Les illuminés de la langue en sont rendus à contempler l’idée de forcer NOS jeunes enfants à parler seulement le Français dans nos cours d’école…

Jusqu’où ira la coercition étatique de ces potentats?

Comment fera-t-on pour faire respecter cette idiotie?

En comptant sur la délation des professeurs ou sur celle des autres petits élèves?

Ou pire, engagera-t-on d’autres constables de la langue pour s’assurer du respect de cette loi et les coupables seront forcés de passer quelques mois dans des camps de réhabilitation?

(soupir)!!!

m.lisée,souvenez-vous de la célebre discussion des 3 canadiens-francais assis a la table de la taverne dans la pièce de théatre Broue en présence d’un seul anglo et qui dérappait complètement au moment ou l’anglo en question quittait la taverne et que la conversation se poursuivait en anglais entre les canadiens-francais??a l’époque je ne l’avais pas reconnu sous son maquillage ,mais je crois bien que l’un d’entre eux ressemblais étrangement a m.aubin.lol. broue a maintenant pres de 40 ans(sic)c’est long touner sur soi-même durant 40 ans pour en revenir exactement au même point,non???

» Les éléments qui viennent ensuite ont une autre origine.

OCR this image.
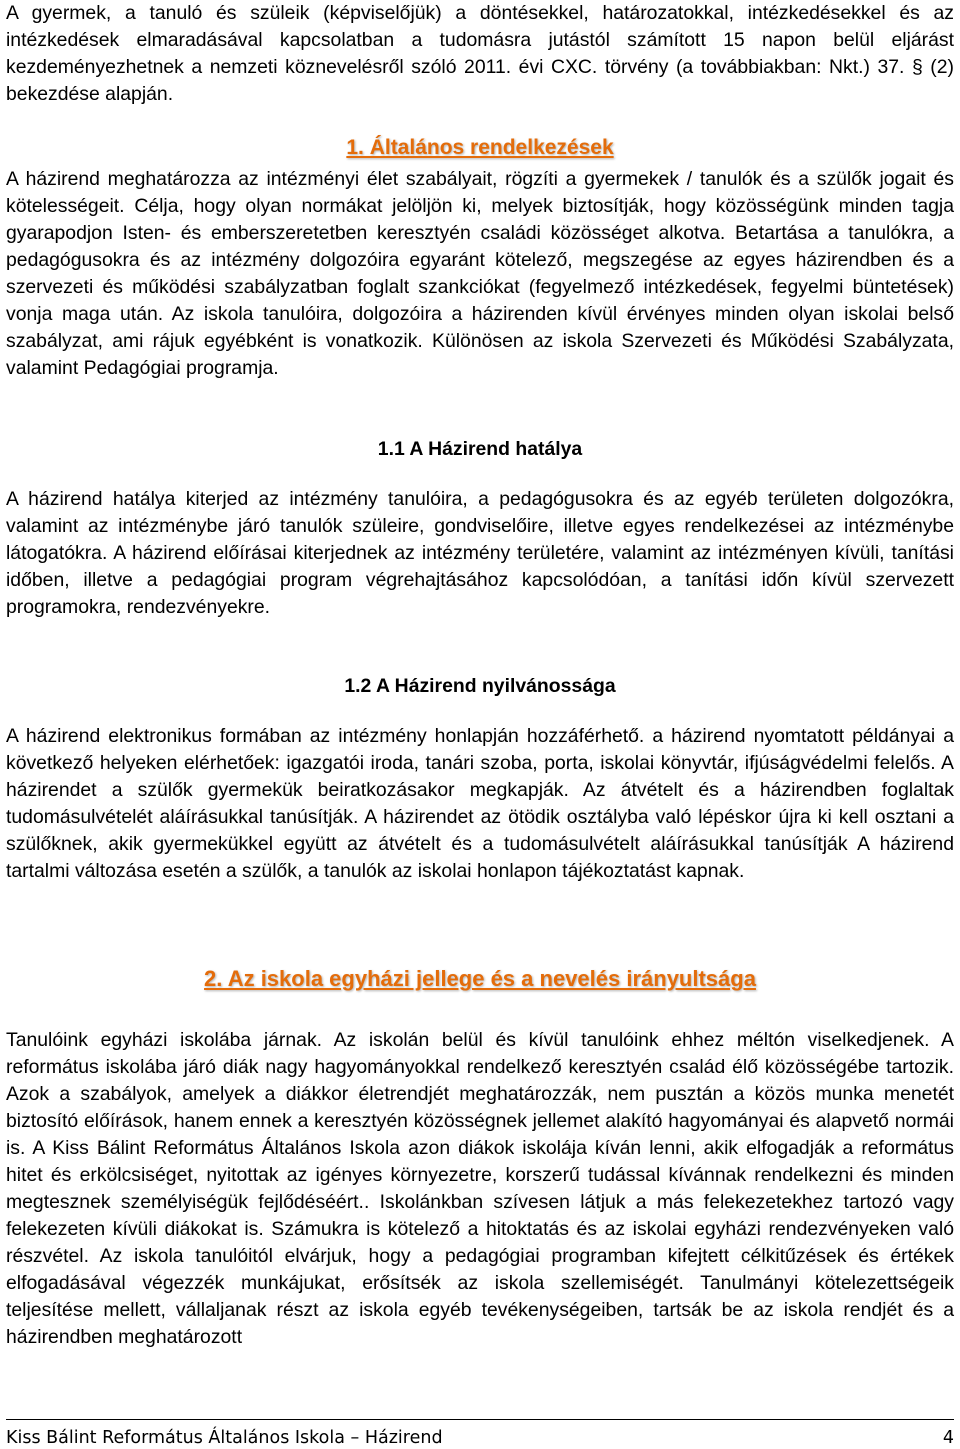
A gyermek, a tanuló és szüleik (képviselőjük) a döntésekkel, határozatokkal, intézkedésekkel és az intézkedések elmaradásával kapcsolatban a tudomásra jutástól számított 15 napon belül eljárást kezdeményezhetnek a nemzeti köznevelésről szóló 2011. évi CXC. törvény (a továbbiakban: Nkt.) 37. § (2) bekezdése alapján.

1. Általános rendelkezések

A házirend meghatározza az intézményi élet szabályait, rögzíti a gyermekek / tanulók és a szülők jogait és kötelességeit. Célja, hogy olyan normákat jelöljön ki, melyek biztosítják, hogy közösségünk minden tagja gyarapodjon Isten- és emberszeretetben keresztyén családi közösséget alkotva. Betartása a tanulókra, a pedagógusokra és az intézmény dolgozóira egyaránt kötelező, megszegése az egyes házirendben és a szervezeti és működési szabályzatban foglalt szankciókat (fegyelmező intézkedések, fegyelmi büntetések) vonja maga után. Az iskola tanulóira, dolgozóira a házirenden kívül érvényes minden olyan iskolai belső szabályzat, ami rájuk egyébként is vonatkozik. Különösen az iskola Szervezeti és Működési Szabályzata, valamint Pedagógiai programja.

1.1 A Házirend hatálya

A házirend hatálya kiterjed az intézmény tanulóira, a pedagógusokra és az egyéb területen dolgozókra, valamint az intézménybe járó tanulók szüleire, gondviselőire, illetve egyes rendelkezései az intézménybe látogatókra. A házirend előírásai kiterjednek az intézmény területére, valamint az intézményen kívüli, tanítási időben, illetve a pedagógiai program végrehajtásához kapcsolódóan, a tanítási időn kívül szervezett programokra, rendezvényekre.

1.2 A Házirend nyilvánossága

A házirend elektronikus formában az intézmény honlapján hozzáférhető. a házirend nyomtatott példányai a következő helyeken elérhetőek: igazgatói iroda, tanári szoba, porta, iskolai könyvtár, ifjúságvédelmi felelős. A házirendet a szülők gyermekük beiratkozásakor megkapják. Az átvételt és a házirendben foglaltak tudomásulvételét aláírásukkal tanúsítják. A házirendet az ötödik osztályba való lépéskor újra ki kell osztani a szülőknek, akik gyermekükkel együtt az átvételt és a tudomásulvételt aláírásukkal tanúsítják A házirend tartalmi változása esetén a szülők, a tanulók az iskolai honlapon tájékoztatást kapnak.

2. Az iskola egyházi jellege és a nevelés irányultsága

Tanulóink egyházi iskolába járnak. Az iskolán belül és kívül tanulóink ehhez méltón viselkedjenek. A református iskolába járó diák nagy hagyományokkal rendelkező keresztyén család élő közösségébe tartozik. Azok a szabályok, amelyek a diákkor életrendjét meghatározzák, nem pusztán a közös munka menetét biztosító előírások, hanem ennek a keresztyén közösségnek jellemet alakító hagyományai és alapvető normái is. A Kiss Bálint Református Általános Iskola azon diákok iskolája kíván lenni, akik elfogadják a református hitet és erkölcsiséget, nyitottak az igényes környezetre, korszerű tudással kívánnak rendelkezni és minden megtesznek személyiségük fejlődéséért.. Iskolánkban szívesen látjuk a más felekezetekhez tartozó vagy felekezeten kívüli diákokat is. Számukra is kötelező a hitoktatás és az iskolai egyházi rendezvényeken való részvétel. Az iskola tanulóitól elvárjuk, hogy a pedagógiai programban kifejtett célkitűzések és értékek elfogadásával végezzék munkájukat, erősítsék az iskola szellemiségét. Tanulmányi kötelezettségeik teljesítése mellett, vállaljanak részt az iskola egyéb tevékenységeiben, tartsák be az iskola rendjét és a házirendben meghatározott

Kiss Bálint Református Általános Iskola – Házirend	4
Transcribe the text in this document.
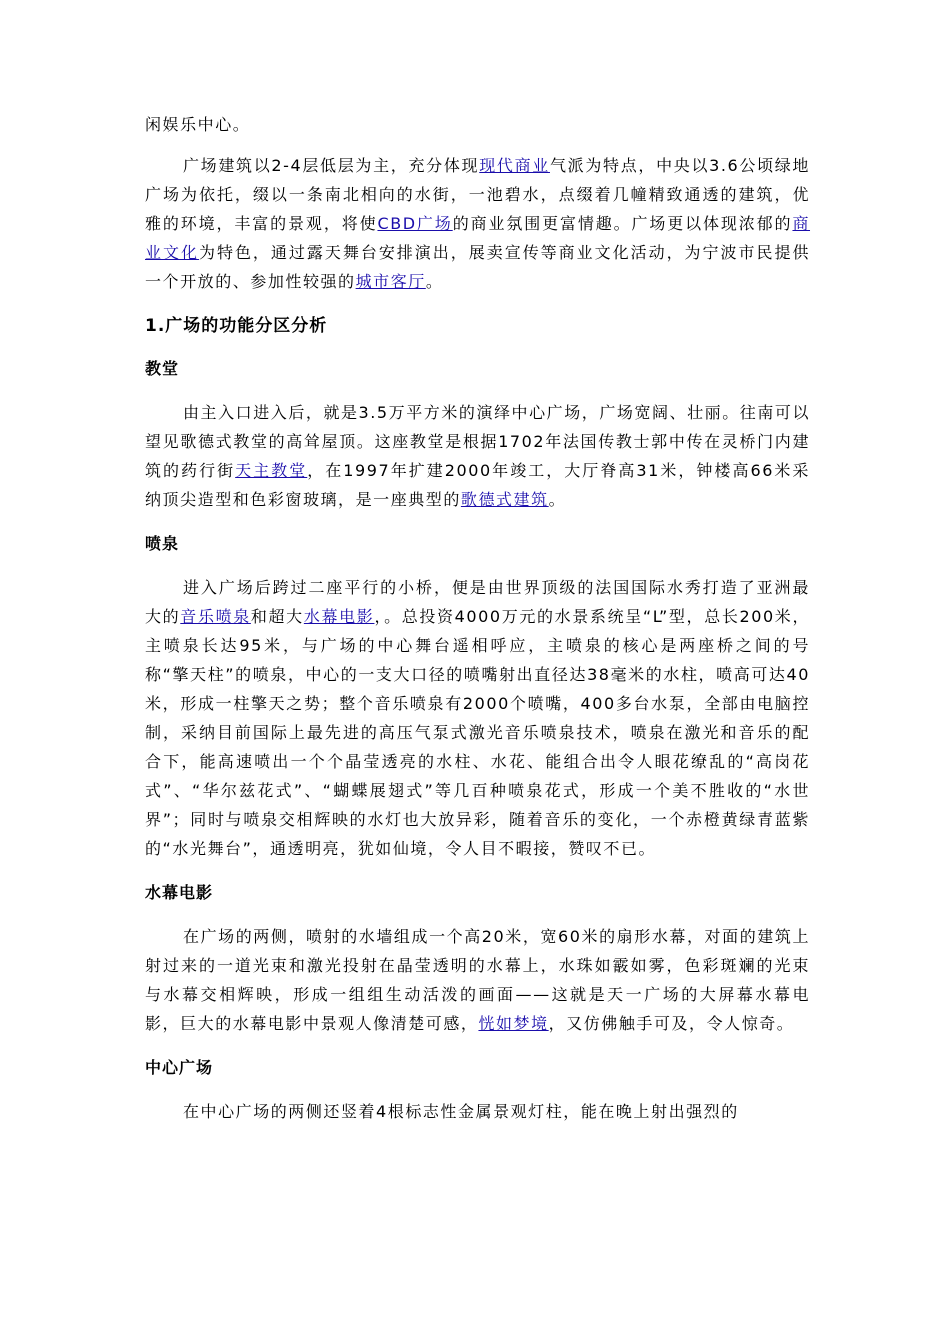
闲娱乐中心。

广场建筑以2-4层低层为主，充分体现现代商业气派为特点，中央以3.6公顷绿地广场为依托，缀以一条南北相向的水街，一池碧水，点缀着几幢精致通透的建筑，优雅的环境，丰富的景观，将使CBD广场的商业氛围更富情趣。广场更以体现浓郁的商业文化为特色，通过露天舞台安排演出，展卖宣传等商业文化活动，为宁波市民提供一个开放的、参加性较强的城市客厅。

1.广场的功能分区分析
教堂

由主入口进入后，就是3.5万平方米的演绎中心广场，广场宽阔、壮丽。往南可以望见歌德式教堂的高耸屋顶。这座教堂是根据1702年法国传教士郭中传在灵桥门内建筑的药行街天主教堂，在1997年扩建2000年竣工，大厅脊高31米，钟楼高66米采纳顶尖造型和色彩窗玻璃，是一座典型的歌德式建筑。

喷泉

进入广场后跨过二座平行的小桥，便是由世界顶级的法国国际水秀打造了亚洲最大的音乐喷泉和超大水幕电影，。总投资4000万元的水景系统呈“L”型，总长200米，主喷泉长达95米，与广场的中心舞台遥相呼应，主喷泉的核心是两座桥之间的号称“擎天柱”的喷泉，中心的一支大口径的喷嘴射出直径达38毫米的水柱，喷高可达40米，形成一柱擎天之势；整个音乐喷泉有2000个喷嘴，400多台水泵，全部由电脑控制，采纳目前国际上最先进的高压气泵式激光音乐喷泉技术，喷泉在激光和音乐的配合下，能高速喷出一个个晶莹透亮的水柱、水花、能组合出令人眼花缭乱的“高岗花式”、“华尔兹花式”、“蝴蝶展翅式”等几百种喷泉花式，形成一个美不胜收的“水世界”；同时与喷泉交相辉映的水灯也大放异彩，随着音乐的变化，一个赤橙黄绿青蓝紫的“水光舞台”，通透明亮，犹如仙境，令人目不暇接，赞叹不已。

水幕电影

在广场的两侧，喷射的水墙组成一个高20米，宽60米的扇形水幕，对面的建筑上射过来的一道光束和激光投射在晶莹透明的水幕上，水珠如霰如雾，色彩斑斓的光束与水幕交相辉映，形成一组组生动活泼的画面——这就是天一广场的大屏幕水幕电影，巨大的水幕电影中景观人像清楚可感，恍如梦境，又仿佛触手可及，令人惊奇。

中心广场

在中心广场的两侧还竖着4根标志性金属景观灯柱，能在晚上射出强烈的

@ francois les illuminés comme vous dite sont plus pour moi ceux qui a alma ou bonaventure ou autres nomme leur fils shawn ou stephen en s’imaginant que les langues s’apprenent par l’incantation du st-esprit ou encore par osmose,you make me laugh,lol

@ m.bull entirement d’accord avec vous c’est donc vraie que les nationalistes canadian sont beaucoup plussss meilleurs(comme a l’époque ,c’est simple a comprendre ,les bons d’un coté, celui des fédérés et de l’autre ,les méchants ,les séparatissss ,un peu dogmatique mais facile a assimiler pour les esprits simple) et de plus ils pissent plus loin,ouf

Demander à nos enfants de parler français à l’école, cela va de soi! Une école publique française et je devrais avoir honte de demander qu’on y parle le français? Nous pourrions passer pour des racistes, des illuminés, des nazis tiens! Et l’anglais, on nous l’impose de plus en plus partout à Montréal, et ça, on appelle ça comment? » De l’ouverture sur le monde ». Deux poids , deux mesures!!!
La loi 101 partout, pour tous au Québec!

C’est absurde de prétendre que la qualité de la langue est un facteur dans son apprentissage par les gens qui n’en sont pas des locuteurs naturels, comme les immigrants.

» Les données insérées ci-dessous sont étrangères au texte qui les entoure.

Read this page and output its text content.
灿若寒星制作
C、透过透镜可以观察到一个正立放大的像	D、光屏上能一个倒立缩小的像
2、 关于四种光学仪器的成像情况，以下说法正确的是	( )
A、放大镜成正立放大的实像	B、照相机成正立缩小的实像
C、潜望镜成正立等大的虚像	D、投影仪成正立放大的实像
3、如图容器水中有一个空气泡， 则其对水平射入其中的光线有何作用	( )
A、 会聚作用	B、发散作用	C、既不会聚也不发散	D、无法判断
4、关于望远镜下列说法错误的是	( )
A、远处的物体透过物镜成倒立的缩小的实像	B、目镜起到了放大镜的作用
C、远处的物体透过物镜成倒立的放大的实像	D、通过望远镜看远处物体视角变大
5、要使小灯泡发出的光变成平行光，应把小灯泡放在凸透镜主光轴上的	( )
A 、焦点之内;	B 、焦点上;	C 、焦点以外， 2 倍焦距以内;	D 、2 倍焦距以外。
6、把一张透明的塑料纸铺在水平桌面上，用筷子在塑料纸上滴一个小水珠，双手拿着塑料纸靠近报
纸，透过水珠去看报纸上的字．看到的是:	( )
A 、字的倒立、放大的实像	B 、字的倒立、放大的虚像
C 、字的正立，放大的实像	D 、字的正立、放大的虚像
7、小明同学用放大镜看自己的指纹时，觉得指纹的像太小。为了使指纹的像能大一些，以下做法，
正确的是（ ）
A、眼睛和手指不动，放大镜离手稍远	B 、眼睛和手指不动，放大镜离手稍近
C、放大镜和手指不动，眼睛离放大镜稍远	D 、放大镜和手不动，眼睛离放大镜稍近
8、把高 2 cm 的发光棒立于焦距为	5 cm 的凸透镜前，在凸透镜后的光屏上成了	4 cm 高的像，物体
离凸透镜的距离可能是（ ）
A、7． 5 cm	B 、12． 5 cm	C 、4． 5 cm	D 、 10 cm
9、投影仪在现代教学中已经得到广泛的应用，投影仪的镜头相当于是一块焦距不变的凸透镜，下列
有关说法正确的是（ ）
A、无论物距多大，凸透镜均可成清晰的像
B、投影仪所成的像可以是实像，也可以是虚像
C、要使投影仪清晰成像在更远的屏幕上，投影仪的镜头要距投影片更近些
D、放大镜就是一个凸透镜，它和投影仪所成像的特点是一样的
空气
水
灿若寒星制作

Dans la plupart des régions de l’Amérique du Nord, l’anglais local ne ressemble en rien à la langue parlée par Sa Majesté la reine Elizabeth, et est ponctué d’erreurs de grammaire du genre « I ain’t », « I’m gonna », « I did good » et « I done it », ce qui n’empêche aucunement tout le monde qui migre vers ces endroits de terres non-anglophones de l’apprendre sans exception.